In the immediate aftermath of their escape, he and his siblings survived by foraging for food in the bush and the fields and by picking up work where they could. They ended up in the regional capital Luena, 130 km away from their village.
Their parents, meanwhile, were forced to flee over the border into neighbouring Zambia, where they spent the next 20 years of their lives in a United Nations refugee camp.
“When we were fleeing there was no place of safety. We took food from the fields and did what we could to survive. The soldiers would force people to go back to the village but everywhere there were landmines.”
He and his siblings returned to the village twice during fragile periods of peace. Domingish says: “This whole area was covered in landmines. The village was surrounded. When we first returned, the soldiers would clear a path through the belt of mines so we could go to the fields in the morning. Then they would relay the mines at nightfall so the town was entirely surrounded again.”
The family was reunited when Domingish’s parents were repatriated by the International Red Cross in 2004.
Domigish’s father Lucian said: “It is so bad to be separated from your children by war. We had no choice. The fighting tore us apart. It was the happiest day of our lives when we were reunited and we met again.
“But we can never forget that a huge part of our lives was destroyed by war and even with peace there was fear and harm because of all the landmines.”
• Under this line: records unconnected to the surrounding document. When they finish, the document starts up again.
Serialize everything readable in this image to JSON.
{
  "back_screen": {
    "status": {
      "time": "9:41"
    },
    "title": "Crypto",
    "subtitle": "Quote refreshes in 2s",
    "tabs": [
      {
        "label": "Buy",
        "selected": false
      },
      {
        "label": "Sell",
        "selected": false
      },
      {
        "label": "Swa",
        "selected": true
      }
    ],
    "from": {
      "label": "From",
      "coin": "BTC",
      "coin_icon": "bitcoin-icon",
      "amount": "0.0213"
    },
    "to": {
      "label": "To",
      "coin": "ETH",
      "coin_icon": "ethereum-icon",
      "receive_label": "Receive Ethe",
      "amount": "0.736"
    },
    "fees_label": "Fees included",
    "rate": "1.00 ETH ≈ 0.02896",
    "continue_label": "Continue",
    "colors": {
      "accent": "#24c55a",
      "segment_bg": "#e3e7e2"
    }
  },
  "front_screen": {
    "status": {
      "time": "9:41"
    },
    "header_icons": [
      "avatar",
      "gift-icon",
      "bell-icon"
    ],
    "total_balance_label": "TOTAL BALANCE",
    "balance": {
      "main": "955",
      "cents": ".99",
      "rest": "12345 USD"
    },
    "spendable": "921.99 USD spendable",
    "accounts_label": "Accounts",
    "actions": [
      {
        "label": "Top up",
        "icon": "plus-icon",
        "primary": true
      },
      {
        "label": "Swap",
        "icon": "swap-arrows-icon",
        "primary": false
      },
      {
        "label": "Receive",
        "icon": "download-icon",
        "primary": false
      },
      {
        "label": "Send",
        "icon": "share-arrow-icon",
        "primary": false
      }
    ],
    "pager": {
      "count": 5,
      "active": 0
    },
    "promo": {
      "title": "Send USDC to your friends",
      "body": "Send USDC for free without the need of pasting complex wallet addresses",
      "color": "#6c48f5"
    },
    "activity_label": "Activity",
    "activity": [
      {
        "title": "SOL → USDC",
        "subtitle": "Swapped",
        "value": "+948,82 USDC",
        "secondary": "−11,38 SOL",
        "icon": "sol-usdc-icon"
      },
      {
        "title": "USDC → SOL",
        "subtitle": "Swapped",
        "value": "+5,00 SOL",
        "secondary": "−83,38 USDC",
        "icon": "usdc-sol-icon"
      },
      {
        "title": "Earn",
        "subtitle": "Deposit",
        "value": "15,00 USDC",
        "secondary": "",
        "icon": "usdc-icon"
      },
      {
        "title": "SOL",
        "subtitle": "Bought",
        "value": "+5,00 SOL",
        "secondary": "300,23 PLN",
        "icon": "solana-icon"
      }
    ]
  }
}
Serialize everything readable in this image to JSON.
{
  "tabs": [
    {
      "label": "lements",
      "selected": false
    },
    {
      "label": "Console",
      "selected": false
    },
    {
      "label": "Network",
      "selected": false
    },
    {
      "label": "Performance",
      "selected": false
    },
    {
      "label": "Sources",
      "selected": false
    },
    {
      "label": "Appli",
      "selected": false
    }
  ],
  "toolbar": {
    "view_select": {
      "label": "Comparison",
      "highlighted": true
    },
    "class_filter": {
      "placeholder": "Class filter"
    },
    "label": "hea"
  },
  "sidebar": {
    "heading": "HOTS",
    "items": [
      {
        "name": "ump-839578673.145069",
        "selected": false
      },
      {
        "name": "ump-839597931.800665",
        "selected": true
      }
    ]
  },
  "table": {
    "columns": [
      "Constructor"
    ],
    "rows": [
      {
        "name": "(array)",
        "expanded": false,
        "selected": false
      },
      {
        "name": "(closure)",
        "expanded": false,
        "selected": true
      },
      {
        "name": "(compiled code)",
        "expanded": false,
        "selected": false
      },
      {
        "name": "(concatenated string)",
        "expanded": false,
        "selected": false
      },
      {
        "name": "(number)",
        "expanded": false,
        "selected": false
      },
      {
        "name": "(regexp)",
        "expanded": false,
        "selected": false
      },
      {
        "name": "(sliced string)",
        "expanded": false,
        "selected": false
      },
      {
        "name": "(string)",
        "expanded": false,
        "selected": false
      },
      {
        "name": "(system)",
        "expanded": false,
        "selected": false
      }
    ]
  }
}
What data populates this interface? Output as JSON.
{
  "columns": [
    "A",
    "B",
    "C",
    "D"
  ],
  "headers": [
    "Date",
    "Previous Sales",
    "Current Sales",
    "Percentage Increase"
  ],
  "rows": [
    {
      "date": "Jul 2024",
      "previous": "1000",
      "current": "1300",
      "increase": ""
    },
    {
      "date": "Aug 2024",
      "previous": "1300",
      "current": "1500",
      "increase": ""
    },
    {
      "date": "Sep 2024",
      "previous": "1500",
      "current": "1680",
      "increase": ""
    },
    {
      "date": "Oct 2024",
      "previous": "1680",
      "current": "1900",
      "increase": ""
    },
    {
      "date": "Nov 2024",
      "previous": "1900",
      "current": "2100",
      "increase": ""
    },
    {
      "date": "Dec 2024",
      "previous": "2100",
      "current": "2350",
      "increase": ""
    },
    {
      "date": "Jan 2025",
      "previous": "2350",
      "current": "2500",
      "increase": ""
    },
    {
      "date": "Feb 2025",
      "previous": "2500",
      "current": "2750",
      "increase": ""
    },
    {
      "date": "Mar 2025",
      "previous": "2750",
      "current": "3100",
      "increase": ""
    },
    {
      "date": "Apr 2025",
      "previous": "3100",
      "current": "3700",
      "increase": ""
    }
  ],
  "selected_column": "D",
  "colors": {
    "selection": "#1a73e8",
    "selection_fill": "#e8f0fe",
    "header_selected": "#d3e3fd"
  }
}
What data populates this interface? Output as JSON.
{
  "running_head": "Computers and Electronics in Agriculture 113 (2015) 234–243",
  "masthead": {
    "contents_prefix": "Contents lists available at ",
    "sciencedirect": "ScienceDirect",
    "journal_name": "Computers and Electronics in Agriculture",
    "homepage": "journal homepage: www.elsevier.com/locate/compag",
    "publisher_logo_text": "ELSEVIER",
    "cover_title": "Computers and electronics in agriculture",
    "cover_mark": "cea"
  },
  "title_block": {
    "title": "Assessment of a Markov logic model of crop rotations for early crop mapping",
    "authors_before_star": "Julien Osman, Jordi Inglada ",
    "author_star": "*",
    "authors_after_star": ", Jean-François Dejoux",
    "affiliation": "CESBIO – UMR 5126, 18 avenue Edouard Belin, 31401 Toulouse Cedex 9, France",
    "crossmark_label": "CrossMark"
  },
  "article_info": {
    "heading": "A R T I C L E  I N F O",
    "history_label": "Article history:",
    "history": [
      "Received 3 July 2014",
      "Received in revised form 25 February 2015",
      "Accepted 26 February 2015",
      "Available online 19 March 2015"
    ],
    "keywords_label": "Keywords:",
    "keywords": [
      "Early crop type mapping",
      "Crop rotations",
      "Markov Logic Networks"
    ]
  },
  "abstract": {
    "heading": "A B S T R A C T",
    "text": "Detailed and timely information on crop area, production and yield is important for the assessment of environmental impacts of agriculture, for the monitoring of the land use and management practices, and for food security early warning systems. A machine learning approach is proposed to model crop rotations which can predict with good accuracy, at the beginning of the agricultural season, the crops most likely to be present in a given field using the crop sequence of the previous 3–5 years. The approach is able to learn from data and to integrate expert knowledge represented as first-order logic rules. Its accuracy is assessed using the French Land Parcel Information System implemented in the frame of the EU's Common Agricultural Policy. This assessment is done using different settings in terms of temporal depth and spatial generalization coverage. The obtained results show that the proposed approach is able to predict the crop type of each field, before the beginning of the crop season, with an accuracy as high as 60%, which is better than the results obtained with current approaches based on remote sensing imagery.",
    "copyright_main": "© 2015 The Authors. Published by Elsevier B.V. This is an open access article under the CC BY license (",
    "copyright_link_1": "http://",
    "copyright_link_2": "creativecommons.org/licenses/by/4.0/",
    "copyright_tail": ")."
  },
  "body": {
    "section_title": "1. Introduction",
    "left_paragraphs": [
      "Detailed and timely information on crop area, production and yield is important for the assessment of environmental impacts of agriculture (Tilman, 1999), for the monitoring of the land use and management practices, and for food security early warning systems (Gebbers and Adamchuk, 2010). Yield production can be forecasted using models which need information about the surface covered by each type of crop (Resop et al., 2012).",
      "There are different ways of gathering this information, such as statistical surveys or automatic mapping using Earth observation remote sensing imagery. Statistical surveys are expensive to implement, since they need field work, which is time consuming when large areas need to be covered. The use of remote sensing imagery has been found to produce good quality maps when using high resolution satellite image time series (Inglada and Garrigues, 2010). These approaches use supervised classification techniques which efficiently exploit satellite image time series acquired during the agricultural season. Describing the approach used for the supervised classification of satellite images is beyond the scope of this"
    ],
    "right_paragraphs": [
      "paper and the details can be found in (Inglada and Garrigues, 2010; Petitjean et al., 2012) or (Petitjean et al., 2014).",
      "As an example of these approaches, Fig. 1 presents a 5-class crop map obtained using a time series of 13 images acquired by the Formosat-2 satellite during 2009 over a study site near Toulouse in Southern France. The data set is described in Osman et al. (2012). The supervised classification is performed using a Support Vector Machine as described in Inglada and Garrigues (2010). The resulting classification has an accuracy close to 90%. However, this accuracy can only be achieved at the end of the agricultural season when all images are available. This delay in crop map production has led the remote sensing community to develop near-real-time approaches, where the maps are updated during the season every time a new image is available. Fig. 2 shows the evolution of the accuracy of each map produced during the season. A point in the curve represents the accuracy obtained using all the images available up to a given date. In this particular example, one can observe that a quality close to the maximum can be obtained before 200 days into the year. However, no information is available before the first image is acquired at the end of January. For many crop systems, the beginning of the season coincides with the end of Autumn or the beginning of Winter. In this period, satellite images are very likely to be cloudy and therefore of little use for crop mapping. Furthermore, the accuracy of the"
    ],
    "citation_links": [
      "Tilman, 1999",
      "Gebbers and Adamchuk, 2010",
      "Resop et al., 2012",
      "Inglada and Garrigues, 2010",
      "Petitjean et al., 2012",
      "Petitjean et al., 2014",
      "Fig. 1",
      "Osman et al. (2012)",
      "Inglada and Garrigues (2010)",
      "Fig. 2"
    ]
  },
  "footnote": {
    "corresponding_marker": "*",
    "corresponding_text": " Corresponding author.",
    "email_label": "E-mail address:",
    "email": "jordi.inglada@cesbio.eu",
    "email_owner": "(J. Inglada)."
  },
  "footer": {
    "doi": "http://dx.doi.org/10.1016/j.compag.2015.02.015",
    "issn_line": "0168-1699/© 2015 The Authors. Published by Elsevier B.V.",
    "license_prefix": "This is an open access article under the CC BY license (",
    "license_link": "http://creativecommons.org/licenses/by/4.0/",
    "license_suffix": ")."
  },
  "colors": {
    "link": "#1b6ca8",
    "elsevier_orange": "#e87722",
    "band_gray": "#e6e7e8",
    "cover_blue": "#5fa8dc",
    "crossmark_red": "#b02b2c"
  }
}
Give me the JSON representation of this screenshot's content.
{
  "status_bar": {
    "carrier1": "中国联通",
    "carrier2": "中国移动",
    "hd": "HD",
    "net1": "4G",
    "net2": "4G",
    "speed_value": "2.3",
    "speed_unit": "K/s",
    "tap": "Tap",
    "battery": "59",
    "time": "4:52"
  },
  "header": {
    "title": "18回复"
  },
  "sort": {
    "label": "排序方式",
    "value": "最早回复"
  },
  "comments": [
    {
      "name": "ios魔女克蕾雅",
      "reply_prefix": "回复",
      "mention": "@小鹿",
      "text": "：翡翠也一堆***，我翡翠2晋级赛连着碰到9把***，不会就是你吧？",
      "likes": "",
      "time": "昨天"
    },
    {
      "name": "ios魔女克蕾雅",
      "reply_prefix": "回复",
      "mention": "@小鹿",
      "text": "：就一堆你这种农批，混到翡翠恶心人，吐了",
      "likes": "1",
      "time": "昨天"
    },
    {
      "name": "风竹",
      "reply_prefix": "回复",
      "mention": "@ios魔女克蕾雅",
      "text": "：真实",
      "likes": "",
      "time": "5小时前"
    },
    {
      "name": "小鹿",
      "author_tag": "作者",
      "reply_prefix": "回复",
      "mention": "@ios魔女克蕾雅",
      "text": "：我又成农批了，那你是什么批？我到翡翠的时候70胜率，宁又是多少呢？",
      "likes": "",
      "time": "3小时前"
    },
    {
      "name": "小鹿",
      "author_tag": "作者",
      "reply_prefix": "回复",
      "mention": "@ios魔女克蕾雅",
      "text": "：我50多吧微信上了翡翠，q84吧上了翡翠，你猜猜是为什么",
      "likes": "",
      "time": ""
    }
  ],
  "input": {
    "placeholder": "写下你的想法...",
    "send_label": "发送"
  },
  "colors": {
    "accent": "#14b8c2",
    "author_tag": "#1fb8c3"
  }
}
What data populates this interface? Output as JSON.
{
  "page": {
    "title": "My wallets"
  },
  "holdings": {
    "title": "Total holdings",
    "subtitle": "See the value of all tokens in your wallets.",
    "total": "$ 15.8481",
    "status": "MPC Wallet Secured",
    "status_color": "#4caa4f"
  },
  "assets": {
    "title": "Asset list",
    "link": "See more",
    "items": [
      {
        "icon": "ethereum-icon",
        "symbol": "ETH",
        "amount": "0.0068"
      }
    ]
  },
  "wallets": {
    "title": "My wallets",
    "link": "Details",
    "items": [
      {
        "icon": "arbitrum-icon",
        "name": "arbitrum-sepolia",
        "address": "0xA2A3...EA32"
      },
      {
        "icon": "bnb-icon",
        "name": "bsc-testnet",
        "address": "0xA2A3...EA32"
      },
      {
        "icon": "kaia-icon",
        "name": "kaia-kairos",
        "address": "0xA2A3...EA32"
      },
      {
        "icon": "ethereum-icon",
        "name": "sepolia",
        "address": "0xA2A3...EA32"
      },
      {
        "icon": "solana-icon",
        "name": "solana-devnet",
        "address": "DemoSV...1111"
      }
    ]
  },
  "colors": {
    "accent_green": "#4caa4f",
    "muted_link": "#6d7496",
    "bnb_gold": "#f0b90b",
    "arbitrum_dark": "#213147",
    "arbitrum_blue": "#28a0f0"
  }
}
Indeed, the family’s trauma didn’t end with their eventual reunion. Not long after returning to the village, Domingish’s mother Veronica stepped on an anti-personnel landmine which had been laid in the fields. Her right leg was amputated above the knee.
Veronica, who when asked her age just laughed and shrugged, said: “It is very difficult to come home after so many years and then have such an accident. But at least I have my family with me now.”
Ngoie and her team
Ngoie Mulunda Groyca is 34 and has been a deminer for five years. She now has her senior Explosive Ordnance Disposal qualifications and is a supervisor.
She leads almost 30 staff across two teams comprising deminers and key support staff such as medics.
Ngoie says: “When I first started I was ready to resign. During the training we were shown videos and pictures of the consequences of landmine accidents and then we actually got into the field I was constantly worried about snakes and insects. It’s really tough work, especially when it’s very hot, because of the heavy protective equipment we have to wear.
“My family and friends were also nervous and really didn’t want me to do the job. I can understand that.
“But then I became used to the work, I guess, and I started to really enjoy it. My family also became more confident as I reassured them about how strict we are in the way we operate. We have such a good team spirit and my colleagues are my friends.
“We’re all very proud to be doing such important work for our country and our communities. Every day we can see the progress we make, the number of metres we’ve made safe, the landmines we’ve found and destroyed. You can see the difference.”